Numerical Methods and Analysis for Fluid-Structure Interaction Problems

Fluid-structure interaction (FSI) problems help to describe many physical phenomena in our world, including topics such as aerodynamics, hydrodynamics, geophysical flows, engineering, and biomedical applications. The problems may be mathematically modeled using a system of Navier-Stokes and elastodynamics partial differential equations (PDEs). The fluid of interest is viscous, incompressible, and Newtonian, and the solid is elastic and thick, meaning the solid may be described in the same dimension as the fluid. When the densities of the fluid and solid are comparable, an added-mass effect is introduced where the force from the fluid acts as a mass on the fluid-structure interface. This added complexity makes finding solutions to this two-way coupled problem especially difficult to numerically solve.

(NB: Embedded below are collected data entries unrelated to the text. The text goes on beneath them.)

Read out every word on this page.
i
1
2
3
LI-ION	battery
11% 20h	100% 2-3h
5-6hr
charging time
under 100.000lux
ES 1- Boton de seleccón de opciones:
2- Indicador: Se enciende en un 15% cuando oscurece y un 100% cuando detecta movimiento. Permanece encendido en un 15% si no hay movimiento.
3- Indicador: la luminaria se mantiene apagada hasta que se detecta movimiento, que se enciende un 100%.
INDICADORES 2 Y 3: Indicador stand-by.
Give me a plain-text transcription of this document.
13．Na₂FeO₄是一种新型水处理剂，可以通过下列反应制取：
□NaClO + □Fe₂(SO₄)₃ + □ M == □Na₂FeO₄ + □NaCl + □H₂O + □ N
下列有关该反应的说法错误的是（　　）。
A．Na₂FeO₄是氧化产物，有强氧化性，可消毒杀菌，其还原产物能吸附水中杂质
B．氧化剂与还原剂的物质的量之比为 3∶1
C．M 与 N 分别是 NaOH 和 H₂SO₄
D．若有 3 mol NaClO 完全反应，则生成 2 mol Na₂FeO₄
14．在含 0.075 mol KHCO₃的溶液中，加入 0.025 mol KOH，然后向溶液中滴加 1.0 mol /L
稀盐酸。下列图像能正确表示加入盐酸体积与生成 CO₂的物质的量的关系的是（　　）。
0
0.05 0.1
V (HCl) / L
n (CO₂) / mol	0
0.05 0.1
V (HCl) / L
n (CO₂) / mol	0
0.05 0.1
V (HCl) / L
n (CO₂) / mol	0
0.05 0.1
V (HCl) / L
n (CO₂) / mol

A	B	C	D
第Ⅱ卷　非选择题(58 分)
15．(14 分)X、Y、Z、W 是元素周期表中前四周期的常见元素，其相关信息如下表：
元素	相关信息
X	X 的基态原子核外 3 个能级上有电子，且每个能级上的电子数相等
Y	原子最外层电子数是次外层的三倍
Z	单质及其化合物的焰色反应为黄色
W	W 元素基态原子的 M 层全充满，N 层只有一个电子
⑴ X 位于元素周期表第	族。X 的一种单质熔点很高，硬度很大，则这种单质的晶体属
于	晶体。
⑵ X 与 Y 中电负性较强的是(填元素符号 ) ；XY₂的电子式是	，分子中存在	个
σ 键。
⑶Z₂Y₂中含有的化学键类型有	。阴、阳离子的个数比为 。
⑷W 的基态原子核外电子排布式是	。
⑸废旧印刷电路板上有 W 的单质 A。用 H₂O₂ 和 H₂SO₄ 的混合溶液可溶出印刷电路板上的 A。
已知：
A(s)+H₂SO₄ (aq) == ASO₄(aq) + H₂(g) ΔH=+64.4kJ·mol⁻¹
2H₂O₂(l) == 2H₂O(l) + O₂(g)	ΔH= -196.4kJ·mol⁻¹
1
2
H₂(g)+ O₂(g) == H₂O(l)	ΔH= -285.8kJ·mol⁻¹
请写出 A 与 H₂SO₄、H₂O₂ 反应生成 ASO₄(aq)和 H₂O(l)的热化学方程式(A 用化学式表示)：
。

In order to solve these FSI problems, three novel algorithms are presented and analyzed. More specifically, the solvers developed throughout this dissertation are based on partitioning, using both loosely and strongly coupled techniques. The proposed schemes are then analyzed for stability and convergence and their performance is investigated in numerical examples. One of the main novelties of each of the three schemes is based on the implementation of generalized Robin-like boundary conditions, which are imposed on each subproblem in order to account for matching velocities and stresses at the fluid-structure interface. The adaptation of our method compared to classical Robin-Robin boundary conditions allows us to use energy estimates to prove our algorithm applied to a moving domain problem is unconditionally stable.

The time-discretization varies between methods and spatial discretization is done using the finite element method (FEM). When considering spatial discretization, it is important to note that a saddle-point problem arises due to the fluid’s incompressibility. Hence, certain conditions of the finite element spaces are met, which is addressed in our choices of finite elements used in the numerical examples.